Chichen Itza, established by Itza settlers in circa 750–800 AD, was the most powerful city-state in the Yucatan peninsula until circa 1050–1100 AD.[11][12][13][note 8][note 9] It appears to have started a sustained, and successful, programme of conquest in circa 900 AD, resulting in the formation of various provinces, possibly or likely including Chetumal.[5][3][6][note 10]

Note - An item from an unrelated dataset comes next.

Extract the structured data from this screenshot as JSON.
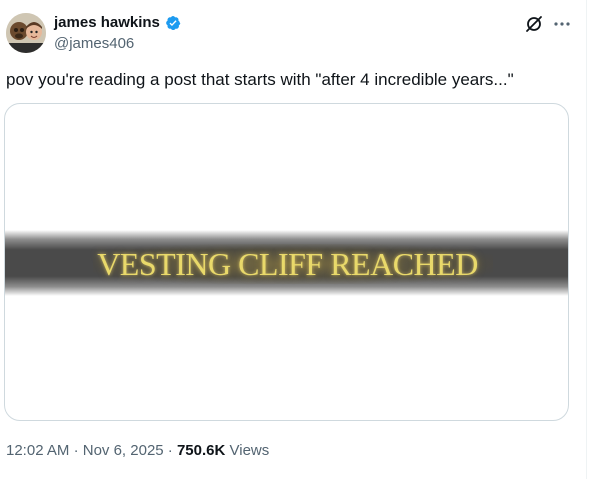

Posterior to Classic collapse
Mayapan succeeded Chichen Itza as the most powerful city-state in Yucatan during k'atun 8 ahaw, equivalent either to 1080–1104 AD, or to 1185–1204 AD. Its rule lasted thirteen k'atuno'ob, thereby ending either during 1392–1416 AD, or 1441–1461 AD.[14][note 11][note 12]
During circa 1450 to 1500 AD, Pachimalahix I, fifth ruler of the Acalan, led a military force to the Chetumal capital, and exacted tribute.[15][16][note 13] Further details on this event remain obscure, though given the reputed commercial pre-eminence of the provincial capital at the time, it has been suggested that Pachimalahix I rather raided the city to settle trade-related damages, rather than actually having exacted tribute.[17]
The first Spaniard known to have arrived in Chetumal was Gonzalo Guerrero, a sailor from Palos de la Frontera, Spain. In 1514, Guerrero entered the civil or military service in Chetumal. He was likely gifted to Gov. Kan as a slave by a batab or mayor from the Ekab Province.[18][note 14] By 1519, Guerrero had fully assimilated to Maya culture, having married Gov. Kan's daughter and fathered three children with her. Guerrero would thereafter devise or at least contribute to the military strategy of Chetumal and other Maya states against at least three Spanish entradas.[19]
Three events pre-dating the 1514 arrival of Guerrero to Chetumal have been proposed as marking the first contact by residents of Chetumal with Spaniards:
Maya settlements near Cozumel, Lake Izabal, and Guanaja are known to have been part of the riverine and coastal trading networks of merchants in Chetumal. Any knowledge of non-Indian people obtained by the former is thus presumed to have been passed on to the latter. It has further been suggested that the Ekab Province may have been allied with Chetumal.[18]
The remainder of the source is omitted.